林でスネイプと話してから、僕の気分は格段に軽くなったけど、グリフィンドールの仲間たちとスネイプに関わる事態は何も変わらなかった。いや、むしろ悪化したといえる。

暴れ柳事件の顛末が、シリウスは事実上お咎めなし、ジェームスは周りから称賛されるという結果に終わったことで、2人はますます調子づいてしまった。僕が元気を取り戻したせいもあるんだろうけど、アレはうまくいったよな、スニベリーのビビった顔は見物だった、というような会話を、僕がいようとかまわずするようになった。

僕は林でスネイプがしてくれたことで少しは勇気が出て、もう十分やったんだからこれ以上スネイプにかまうことないとか、君たち調子に乗り過ぎだとか、僕としてはかなり踏み出した気持ちで諌めたりしたけど、調子づいた2人は聞く耳を持たない。

結局彼らには、虐げられる者の痛みなど、自分のものとして感じることはできないんだと思う。自分がそんな立場に陥ることなど想像したこともないだろうから無理もないけど。人狼の僕に手を差し伸べてくれた善意と友情への感謝が消えたわけじゃないけど、いい気になり過ぎな彼らには辟易とし、そして少し怖くもあった。今のジェームスとシリウスは、僕がはっきりとスネイプを擁護すれば、スネイプと一緒に僕のことだって切り捨てかねないと思えるほどに、強者の傲慢さを漂わせている。

僕が人狼であることに引け目を感じる臆病者だからこんなふうに思うのかもしれない。でも、彼らが、うっかりであれ、意図的にであれ、ひとこと僕が人狼だと漏らせば、僕は皆の非難を浴びてホグワーツを去るしかない。その深刻さを、スネイプはわかってくれるだろうけど、彼らにはけっしてわからないのだと考えると、身がすくむ思いがする。

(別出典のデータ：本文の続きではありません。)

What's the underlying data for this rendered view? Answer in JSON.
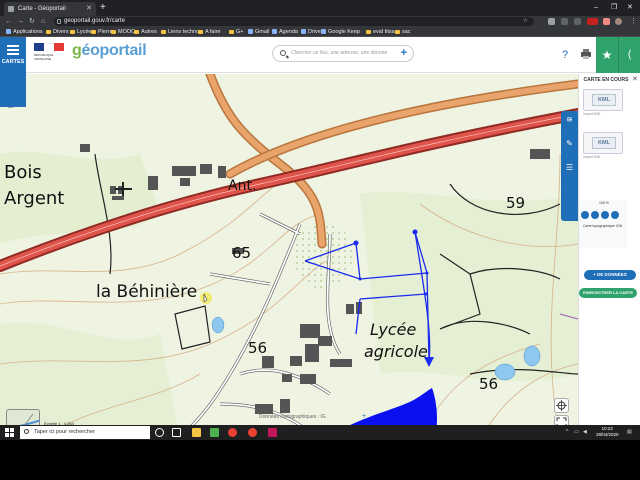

スネイプはといえば、たまにこちらに向ける目の険しさは増したけど、同時に用心深く1人になることを避け、いっそうスリザリン生たちと行動をともにしていた。それは将来デスイーターになると噂されているグループだから、よいことだとは思えないけど、1人でいればジェームスたちに酷い嫌がらせを受けるのは目に見えているのだから、まっとうな自己防衛ともいえる。

僕がまがりなりにもジェームスたちを諌める態度を示したせいか、同じ監督生のリリー・エバンスは少し打ち解けてきた。エバンスは監督生のくせにジェームスたちの行為を見逃す僕に対して腹立たしく思っていて、わりとそっけなかったんだけど。ジェームスたちがまた度の過ぎたいたずらをして、寮監のマクゴガナル先生に監督生として呼び出された帰り道、彼女のほうから話しかけてきた。

「ポッターたちは相変わらずね。リーマス、あなたはポッターたちと親しいんでしょうけど、なぜあんな規則違反や横柄な態度を見過ごしていられるの?監督生として、はっきりと正すべきよ。」

ジェームスたちは他のいたずらも活発にやってるけど、僕としては一番の気がかりはスネイプへの嫌がらせだ。その点はエバンスも同じだと思い、スネイプの話を出してみた。スネイプのことを悪口でなく話せる相手なんてエバンスしかいない。

「たしかに彼らは最近調子に乗り過ぎている感があるけど、、まあ、最近はスネイプが用心して友達といるから、、、」

「友達?セブもセブだわ。あんな、デスイーターになるようなグループの仲間に入るなんて。マルシベールなんてメリー・マクドナルドにひどいことをしたのに、そのことを言ったら、ポッターたちを引き合いに出してまじめに取り合わなかったのよ。」

エバンスは怒ったみたいに話し始めたけど、言ってるうちに悲しそうになった。

「ジェームスたちのほうが酷いことしてるって?」

「そうよ。あなたたちが姿を消して怪しいとかなんとか言ってね。ポッターたちは鼻もちならないけど、でもセブも恩知らずよね、ポッターに助けてもらったって話なのに。」

スネイプとエバンスはそんな話をしたのかと少し驚く。様子を見る限り、僕の正体のことは彼女にも黙っていてくれたようだ。ポッターに助けてもらったなどとエバンスに言われて、スネイプはさぞ悔しかっただろうに。僕が何とも言いようがなくて黙ってしまったから、エバンスは話し続けた。考えてみればエバンスだって、スネイプについてあれこれ考えるところはあっても、話せる相手がいないんだろう。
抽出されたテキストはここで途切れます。